After a single intravenous administration of 0.03, 0.1, and 0.3 mg/kg to tachycardia-induced beagles, YM758 plasma concentrations rapidly decrease with t1/2 values of 1.62, 4.93, and 1.63 h, respectively. At the corresponding doses, the CLtot values amount to 1.71, 1.69, and 1.48 L/h/kg, and Vdss values are 3.19, 5.78, and 2.94 L/kg, respectively. Because the plasma concentration 24 h after administration is quantified only in the 0.1 mg/kg dosing group, the larger values of t1/2 and Vdss are obtained compared with those in other dosing groups. The PK profile of YM758 in tachycardia-induced dogs appeares to be linear within the dose range of 0.03 to 0.3 mg/kg. The CLtot of YM758 in the blood basis (CLb,dog) is estimated to be 1.47 to 1.69 L/h/kg[2]. The radioactivity in the rat eyeballs after dosing 14C-YM758 is extracted with a mixture of 2 mol/L hydrochloric acid and Methanol (5:95, v/v); the radioactivity recovery is 97.1% at 4 h and 67.1% at 24 h. The HPLC recovery of radioactivity from the extracted samples is 90.6 and 100.6% at 4 and 24 h, respectively. In the eyeball at 4 h after administration, YM758 (the unchanged drug) is the main compound detected (66.7%), and the metabolites YM-252124 (14.5%), YM-394111 (2.4%), and YM-234903 (1.8%) are also observed[3].

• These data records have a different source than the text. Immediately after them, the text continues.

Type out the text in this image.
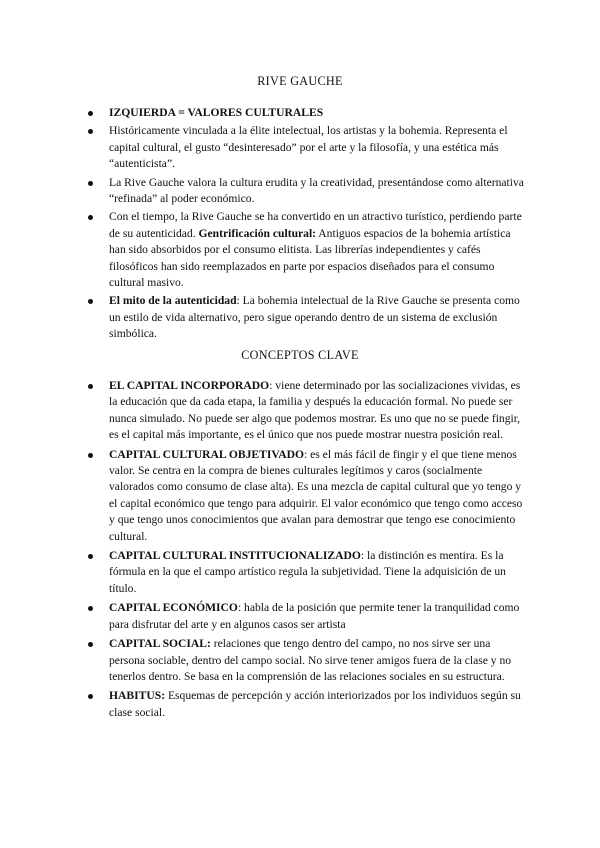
RIVE GAUCHE
IZQUIERDA = VALORES CULTURALES
Históricamente vinculada a la élite intelectual, los artistas y la bohemia. Representa el capital cultural, el gusto “desinteresado” por el arte y la filosofía, y una estética más “autenticista”.
La Rive Gauche valora la cultura erudita y la creatividad, presentándose como alternativa “refinada” al poder económico.
Con el tiempo, la Rive Gauche se ha convertido en un atractivo turístico, perdiendo parte de su autenticidad. Gentrificación cultural: Antiguos espacios de la bohemia artística han sido absorbidos por el consumo elitista. Las librerías independientes y cafés filosóficos han sido reemplazados en parte por espacios diseñados para el consumo cultural masivo.
El mito de la autenticidad: La bohemia intelectual de la Rive Gauche se presenta como un estilo de vida alternativo, pero sigue operando dentro de un sistema de exclusión simbólica.
CONCEPTOS CLAVE
EL CAPITAL INCORPORADO: viene determinado por las socializaciones vividas, es la educación que da cada etapa, la familia y después la educación formal. No puede ser nunca simulado. No puede ser algo que podemos mostrar. Es uno que no se puede fingir, es el capital más importante, es el único que nos puede mostrar nuestra posición real.
CAPITAL CULTURAL OBJETIVADO: es el más fácil de fingir y el que tiene menos valor. Se centra en la compra de bienes culturales legítimos y caros (socialmente valorados como consumo de clase alta). Es una mezcla de capital cultural que yo tengo y el capital económico que tengo para adquirir. El valor económico que tengo como acceso y que tengo unos conocimientos que avalan para demostrar que tengo ese conocimiento cultural.
CAPITAL CULTURAL INSTITUCIONALIZADO: la distinción es mentira. Es la fórmula en la que el campo artístico regula la subjetividad. Tiene la adquisición de un título.
CAPITAL ECONÓMICO: habla de la posición que permite tener la tranquilidad como para disfrutar del arte y en algunos casos ser artista
CAPITAL SOCIAL: relaciones que tengo dentro del campo, no nos sirve ser una persona sociable, dentro del campo social. No sirve tener amigos fuera de la clase y no tenerlos dentro. Se basa en la comprensión de las relaciones sociales en su estructura.
HABITUS: Esquemas de percepción y acción interiorizados por los individuos según su clase social.
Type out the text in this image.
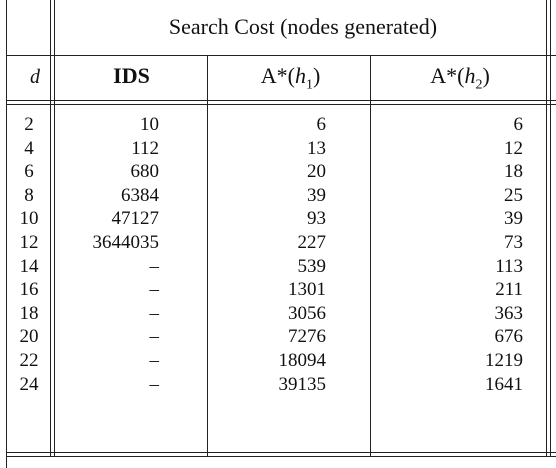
Search Cost (nodes generated)
d	IDS	$A*(h_1)$	$A*(h_2)$
2	10	6	6
4	112	13	12
6	680	20	18
8	6384	39	25
10	47127	93	39
12	3644035	227	73
14	–	539	113
16	–	1301	211
18	–	3056	363
20	–	7276	676
22	–	18094	1219
24	–	39135	1641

[1]. Umehara K, et al. Hepatic uptake and excretion of (-)-N-{2-[(R)-3-(6,7-dimethoxy-1,2,3,4-tetrahydroisoquinoline-2-carbonyl)piperidino]ethyl}-4-fluorobenzamide (YM758), a novel if channel inhibitor, in rats and humans. Drug Metab Dispos. 2008 Jun;36(6):1030-8. [2]. Umehara K, et al. Relationship between exposure of (-)-N-{2-[(R)-3-(6,7-dimethoxy-1,2,3,4-tetrahydroisoquinoline-2-carbonyl)piperidino]ethyl}-4-fluorobenzamide (YM758), a "funny" if current channel inhibitor, and heart rate reduction in tachycardia-induced beagle dogs. Drug Metab Dispos. 2009 Jul;37(7):1427-33. [3]. Umehara K, et al. Investigation of long-term retention of unchanged (-)-N-{2-[(R)-3-(6,7-dimethoxy-1,2,3,4-tetrahydroisoquinoline-2-carbonyl)piperidino]ethyl}-4-fluorobenzamide, a novel "funny" If current channel inhibitor, and its metabolites in the eyeball and thoracic aorta of rats. Drug Metab Dispos. 2009 Nov;37(11):2137-44.